Alex Lomia
Alex Lomia

Reputation: 7225

Pass value into @include by default

Long story short

How can I define a default value for a record in @include? Here is my code:

// view - questions.create
@include('questions.__answer', ['number' => 0]) // <-- 'answer' => null by DEFAULT

// view - questions.edit
@include('questions.__answer', ['number' => $index, 'answer' => $answer])

Additional details

As you see, I have create / edit views for a Question model, which contains multiple possible answers. The html code for a single answer is located in a separate partial view to eliminate code duplication. I need to reuse this view both for answer creation, where new record should be created from scratch, and editing of an existing answer, whose fields should be populated with existing data.

I certainly could pass 'answer' => null explicitly, but I prefer it to be passed implicitly.

Upvotes: 2

Views: 77

Answers (1)

Josh
Josh

Reputation: 3288

I never found a great way to do this either, so I had to make a little hack.

https://github.com/laravel/framework/issues/1844

There are a lot of ways of setting variables, but pick your favorite.
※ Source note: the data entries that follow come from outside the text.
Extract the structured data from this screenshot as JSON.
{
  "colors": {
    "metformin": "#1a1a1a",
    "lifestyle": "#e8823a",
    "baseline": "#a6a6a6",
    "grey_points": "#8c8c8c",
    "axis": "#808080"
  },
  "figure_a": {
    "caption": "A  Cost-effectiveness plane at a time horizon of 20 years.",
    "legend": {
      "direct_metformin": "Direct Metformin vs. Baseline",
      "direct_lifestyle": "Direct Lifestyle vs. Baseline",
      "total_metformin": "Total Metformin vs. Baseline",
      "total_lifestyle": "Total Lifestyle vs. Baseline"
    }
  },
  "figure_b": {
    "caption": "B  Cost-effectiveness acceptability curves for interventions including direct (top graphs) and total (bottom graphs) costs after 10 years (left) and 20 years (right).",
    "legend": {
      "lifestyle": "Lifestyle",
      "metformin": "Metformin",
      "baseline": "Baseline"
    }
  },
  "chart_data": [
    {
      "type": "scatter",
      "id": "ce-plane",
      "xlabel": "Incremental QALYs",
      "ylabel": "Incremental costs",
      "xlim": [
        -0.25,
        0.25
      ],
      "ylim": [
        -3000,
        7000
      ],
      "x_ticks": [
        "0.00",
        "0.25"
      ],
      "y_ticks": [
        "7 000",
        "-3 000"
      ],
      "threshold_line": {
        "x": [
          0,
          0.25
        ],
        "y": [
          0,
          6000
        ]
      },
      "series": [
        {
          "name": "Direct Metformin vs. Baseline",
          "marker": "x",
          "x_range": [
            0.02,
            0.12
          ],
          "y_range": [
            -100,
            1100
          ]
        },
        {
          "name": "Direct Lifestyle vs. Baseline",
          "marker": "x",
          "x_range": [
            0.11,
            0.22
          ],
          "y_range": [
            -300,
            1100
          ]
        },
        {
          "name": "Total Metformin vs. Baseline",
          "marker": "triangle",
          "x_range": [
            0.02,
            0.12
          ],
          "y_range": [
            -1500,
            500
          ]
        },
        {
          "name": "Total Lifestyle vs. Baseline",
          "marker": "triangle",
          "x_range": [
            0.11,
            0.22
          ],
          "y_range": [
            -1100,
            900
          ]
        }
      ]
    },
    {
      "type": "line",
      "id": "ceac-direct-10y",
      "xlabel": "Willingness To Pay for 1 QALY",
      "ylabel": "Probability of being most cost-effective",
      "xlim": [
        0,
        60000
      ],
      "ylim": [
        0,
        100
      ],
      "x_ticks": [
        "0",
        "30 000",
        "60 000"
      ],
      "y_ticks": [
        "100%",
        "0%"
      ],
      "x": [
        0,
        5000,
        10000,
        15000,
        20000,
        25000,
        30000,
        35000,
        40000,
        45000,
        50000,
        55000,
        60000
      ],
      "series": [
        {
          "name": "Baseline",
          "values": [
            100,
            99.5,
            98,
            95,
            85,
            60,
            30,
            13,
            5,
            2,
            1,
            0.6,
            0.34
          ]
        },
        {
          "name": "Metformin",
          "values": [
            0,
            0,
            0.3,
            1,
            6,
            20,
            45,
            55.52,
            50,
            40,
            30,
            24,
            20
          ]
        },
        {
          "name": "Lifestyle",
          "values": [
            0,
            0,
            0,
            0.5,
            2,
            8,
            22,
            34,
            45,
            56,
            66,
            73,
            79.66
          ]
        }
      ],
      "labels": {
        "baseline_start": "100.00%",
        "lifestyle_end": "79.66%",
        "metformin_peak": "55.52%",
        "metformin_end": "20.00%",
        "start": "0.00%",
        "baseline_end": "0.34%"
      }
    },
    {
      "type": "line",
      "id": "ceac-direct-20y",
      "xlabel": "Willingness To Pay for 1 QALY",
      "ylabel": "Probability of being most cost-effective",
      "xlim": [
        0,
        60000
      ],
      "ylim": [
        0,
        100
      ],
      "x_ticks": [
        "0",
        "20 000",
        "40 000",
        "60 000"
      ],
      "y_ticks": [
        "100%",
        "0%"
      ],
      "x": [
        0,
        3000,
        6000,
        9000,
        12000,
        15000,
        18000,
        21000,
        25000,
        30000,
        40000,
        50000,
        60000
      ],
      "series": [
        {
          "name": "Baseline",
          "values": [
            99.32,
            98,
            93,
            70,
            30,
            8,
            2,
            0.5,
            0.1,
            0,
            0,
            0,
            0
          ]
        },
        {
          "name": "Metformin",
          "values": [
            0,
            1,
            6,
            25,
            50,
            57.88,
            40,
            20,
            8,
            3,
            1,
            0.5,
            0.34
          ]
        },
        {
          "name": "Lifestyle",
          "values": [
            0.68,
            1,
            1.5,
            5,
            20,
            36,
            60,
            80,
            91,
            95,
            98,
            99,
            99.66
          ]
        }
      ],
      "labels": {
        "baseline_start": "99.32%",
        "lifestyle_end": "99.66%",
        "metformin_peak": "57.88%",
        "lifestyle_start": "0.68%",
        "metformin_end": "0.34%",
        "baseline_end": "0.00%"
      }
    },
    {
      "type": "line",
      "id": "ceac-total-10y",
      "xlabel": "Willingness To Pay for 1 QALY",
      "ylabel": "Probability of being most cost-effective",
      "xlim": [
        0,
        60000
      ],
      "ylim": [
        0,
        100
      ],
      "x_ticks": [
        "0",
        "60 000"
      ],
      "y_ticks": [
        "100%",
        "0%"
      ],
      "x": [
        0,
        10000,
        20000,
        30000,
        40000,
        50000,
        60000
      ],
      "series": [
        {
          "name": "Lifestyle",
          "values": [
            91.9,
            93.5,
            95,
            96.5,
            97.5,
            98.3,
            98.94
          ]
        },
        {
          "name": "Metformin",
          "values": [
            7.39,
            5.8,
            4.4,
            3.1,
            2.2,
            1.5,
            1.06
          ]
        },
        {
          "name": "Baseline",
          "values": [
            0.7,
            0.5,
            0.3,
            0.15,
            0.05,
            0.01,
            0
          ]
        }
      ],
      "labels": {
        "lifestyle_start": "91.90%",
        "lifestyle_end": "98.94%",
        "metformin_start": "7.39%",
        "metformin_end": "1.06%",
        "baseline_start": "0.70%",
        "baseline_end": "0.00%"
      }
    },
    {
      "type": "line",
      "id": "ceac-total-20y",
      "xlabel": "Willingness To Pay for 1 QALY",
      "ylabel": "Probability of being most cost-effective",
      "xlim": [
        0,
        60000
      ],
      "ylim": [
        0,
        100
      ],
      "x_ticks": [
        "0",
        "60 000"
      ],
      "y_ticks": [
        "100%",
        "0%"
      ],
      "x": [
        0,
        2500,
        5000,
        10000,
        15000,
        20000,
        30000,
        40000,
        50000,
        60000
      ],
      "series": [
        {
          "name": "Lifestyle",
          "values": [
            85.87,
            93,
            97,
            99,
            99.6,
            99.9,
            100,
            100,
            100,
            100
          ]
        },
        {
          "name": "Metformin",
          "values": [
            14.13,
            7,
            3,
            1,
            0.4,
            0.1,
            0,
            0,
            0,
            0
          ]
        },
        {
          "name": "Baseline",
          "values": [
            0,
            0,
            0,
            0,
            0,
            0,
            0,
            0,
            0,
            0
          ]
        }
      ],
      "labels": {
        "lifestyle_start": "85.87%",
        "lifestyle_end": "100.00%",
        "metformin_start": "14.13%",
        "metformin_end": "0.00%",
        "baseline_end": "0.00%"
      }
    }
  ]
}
Mine was using a @set.

Then, at the top of the include, do this.

@set('number', isset($number) ? $number : null);

Yeah, I know, it's gross. I never played around with View Composers, though, and you may be able to make use of this:

https://laravel.com/docs/5.1/views#view-composers

Theoretically, you could use view() and a ViewComposer to render a partial template inline with Blade and tuck away all that nasty logic into OOP where it belongs.